Secondly, the antebellum US economy was more than the slave trade and the products of slave labor.  There was a whole lot of white labor too.  So, third, once you start to take into account all the factors that have contributed to the current status of white Americans in the US, and not just myopically look at the ones that support the preferred thesis, you have to recognize that more than millions and billions and trillions of phenomena, but probably trillions of trillions of phenomena have occurred in relation to the US economy since the slave trade ended nearly 200 years ago.  So there are almost 200 years of intervening causes.   Just mathematically, the number of subsequent factors has to confine the “but for” causes from 200 years ago to an infinitesimally small fraction of the overall roster of causes of 2015 America.   
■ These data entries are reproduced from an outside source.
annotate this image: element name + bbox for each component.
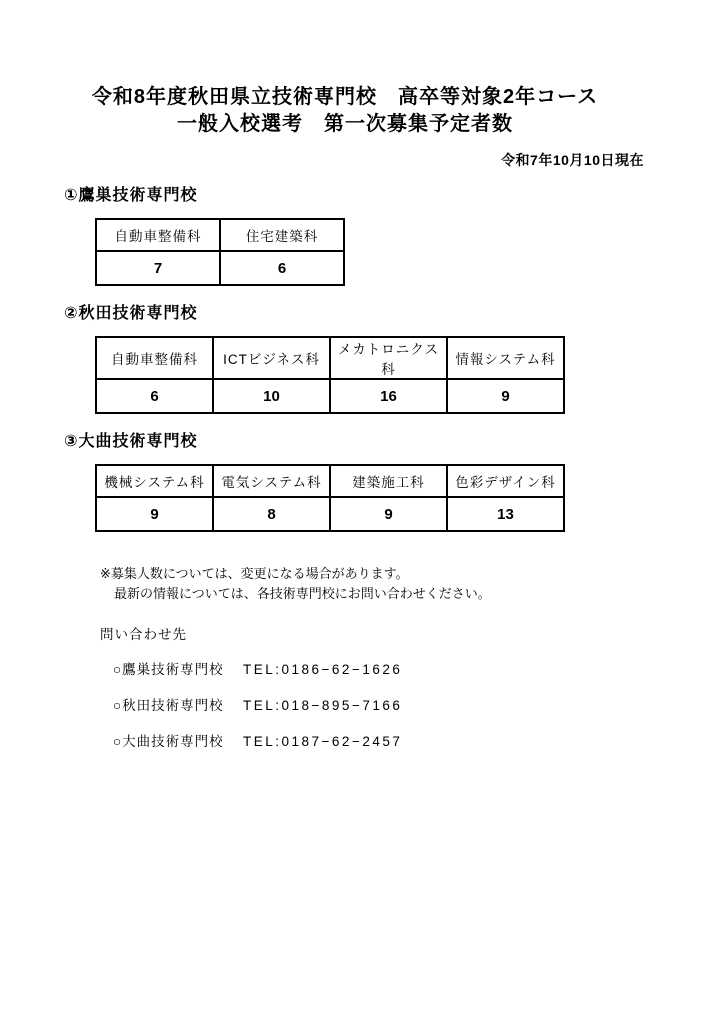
document-title: 令和8年度秋田県立技術専門校 高卒等対象2年コース 一般入校選考 第一次募集予定… <box>0 84 724 138</box>
table-header-row: 自動車整備科 ICTビジネス科 メカトロニクス科 情報システム科 <box>96 337 564 379</box>
document-page: 令和8年度秋田県立技術専門校 高卒等対象2年コース 一般入校選考 第一次募集予定… <box>0 0 724 1024</box>
dept-value-cell: 8 <box>213 497 330 531</box>
as-of-date: 令和7年10月10日現在 <box>0 152 724 168</box>
contact-phone-number: TEL:0187−62−2457 <box>243 732 402 752</box>
dept-header-cell: ICTビジネス科 <box>213 337 330 379</box>
dept-header-cell: 自動車整備科 <box>96 219 220 251</box>
dept-value-cell: 6 <box>96 379 213 413</box>
table-value-row: 7 6 <box>96 251 344 285</box>
dept-value-cell: 7 <box>96 251 220 285</box>
dept-header-cell: メカトロニクス科 <box>330 337 447 379</box>
school-table-takanosu: 自動車整備科 住宅建築科 7 6 <box>95 218 345 286</box>
contact-item-akita: ○秋田技術専門校 TEL:018−895−7166 <box>113 696 724 716</box>
dept-value-cell: 13 <box>447 497 564 531</box>
contact-phone-number: TEL:0186−62−1626 <box>243 660 402 680</box>
dept-header-cell: 電気システム科 <box>213 465 330 497</box>
dept-header-cell: 色彩デザイン科 <box>447 465 564 497</box>
dept-header-cell: 建築施工科 <box>330 465 447 497</box>
dept-header-cell: 機械システム科 <box>96 465 213 497</box>
table-value-row: 9 8 9 13 <box>96 497 564 531</box>
dept-header-cell: 情報システム科 <box>447 337 564 379</box>
dept-value-cell: 6 <box>220 251 344 285</box>
contact-item-omagari: ○大曲技術専門校 TEL:0187−62−2457 <box>113 732 724 752</box>
contact-school-name: ○大曲技術専門校 <box>113 732 243 752</box>
school-heading-takanosu: ①鷹巣技術専門校 <box>64 186 724 206</box>
dept-value-cell: 16 <box>330 379 447 413</box>
contact-list: ○鷹巣技術専門校 TEL:0186−62−1626 ○秋田技術専門校 TEL:0… <box>113 660 724 752</box>
table-header-row: 機械システム科 電気システム科 建築施工科 色彩デザイン科 <box>96 465 564 497</box>
notice-text: ※募集人数については、変更になる場合があります。 最新の情報については、各技術専… <box>100 564 724 604</box>
contact-item-takanosu: ○鷹巣技術専門校 TEL:0186−62−1626 <box>113 660 724 680</box>
school-table-omagari: 機械システム科 電気システム科 建築施工科 色彩デザイン科 9 8 9 13 <box>95 464 565 532</box>
title-line-1: 令和8年度秋田県立技術専門校 高卒等対象2年コース <box>0 84 690 111</box>
notice-line-2: 最新の情報については、各技術専門校にお問い合わせください。 <box>100 584 724 604</box>
dept-value-cell: 10 <box>213 379 330 413</box>
dept-value-cell: 9 <box>447 379 564 413</box>
title-line-2: 一般入校選考 第一次募集予定者数 <box>0 111 690 138</box>
school-heading-akita: ②秋田技術専門校 <box>64 304 724 324</box>
dept-header-cell: 自動車整備科 <box>96 337 213 379</box>
dept-value-cell: 9 <box>330 497 447 531</box>
contact-phone-number: TEL:018−895−7166 <box>243 696 402 716</box>
contact-school-name: ○秋田技術専門校 <box>113 696 243 716</box>
table-value-row: 6 10 16 9 <box>96 379 564 413</box>
table-header-row: 自動車整備科 住宅建築科 <box>96 219 344 251</box>
school-heading-omagari: ③大曲技術専門校 <box>64 432 724 452</box>
contact-school-name: ○鷹巣技術専門校 <box>113 660 243 680</box>
notice-line-1: ※募集人数については、変更になる場合があります。 <box>100 564 724 584</box>
dept-header-cell: 住宅建築科 <box>220 219 344 251</box>
contact-heading: 問い合わせ先 <box>100 626 724 644</box>
school-table-akita: 自動車整備科 ICTビジネス科 メカトロニクス科 情報システム科 6 10 16… <box>95 336 565 414</box>
dept-value-cell: 9 <box>96 497 213 531</box>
Last, what this kind of argument overlooks is that value depreciates and gets destroyed, by the creative destruction of capitalism over time, by financial crises that occurred regularly throughout the Jim Crow era, and by real physical destruction like General Sherman’s march through the Deep South.   It’s awfully unlikely that the profits of a slave trade or the export of products of slave labor in, say, 1845, survived the Civil War, the various financial panics and recessions of the following 60 years, and the Great Depression, and the application of multiple generations of estate taxes, and the high marginal tax rates that prevailed for decades of the 20th century, and somehow just kept accruing interest right up to the present.  More likely, some got reinvested in buildings that are no longer standing, or businesses that ultimately failed or closed down for one reason or another, or deposited in banks that went bust, or taxed away, or dispersed among widows and other descendants who spent them to survive, leaving nothing for the current generation.  It’s all gone   What wealth you see today has been created other than on the backs of black people.   
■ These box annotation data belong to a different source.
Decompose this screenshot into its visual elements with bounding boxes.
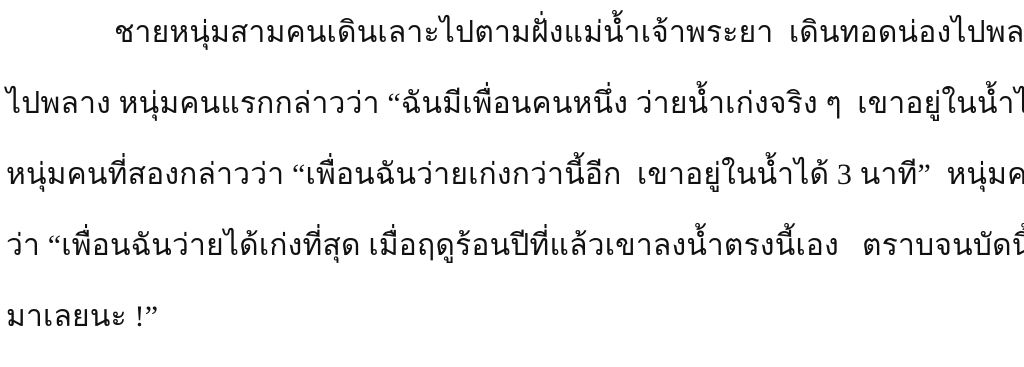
text-line-4: ว่า “เพื่อนฉันว่ายได้เก่งที่สุด เมื่อฤดู… bbox=[6, 210, 1018, 281]
text-line-2: ไปพลาง หนุ่มคนแรกกล่าวว่า “ฉันมีเพื่อนคน… bbox=[6, 68, 1018, 139]
document-page: ชายหนุ่มสามคนเดินเลาะไปตามฝั่งแม่น้ำเจ้า… bbox=[0, 0, 1024, 367]
text-line-3: หนุ่มคนที่สองกล่าวว่า “เพื่อนฉันว่ายเก่ง… bbox=[6, 139, 1018, 210]
text-line-5: มาเลยนะ !” bbox=[6, 281, 1018, 352]
text-line-1: ชายหนุ่มสามคนเดินเลาะไปตามฝั่งแม่น้ำเจ้า… bbox=[6, 0, 1018, 68]
story-paragraph: ชายหนุ่มสามคนเดินเลาะไปตามฝั่งแม่น้ำเจ้า… bbox=[6, 0, 1018, 352]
The last resort of the progressive activist community in debates like these is to play the “denial card” as the author herself does in this ridiculous article, listing for example several “crazy” things that “white people do when they feel guilty” and then letting us know that “I’m not sure any of that is worse than what white people do in denial. Especially when that denial depends on a constant erasure of both the past and the present.”  This is of course, exactly what the author herself is guilty of, myopically focusing on negative events in black-white relations in America and never lifting her gaze to see the entire picture of how the people who are alive today got where we are, most of which has nothing to do with exploiting black people, nor does she see any of the good that white people have done in ways that benefit and enrich black lives in America.   That is he most important thing intelligent people can do in this context, combat the arrogant claim of people like this author to control the truth when in fact their portrayal of truth is an ideologically myopic distortion of the world we have made.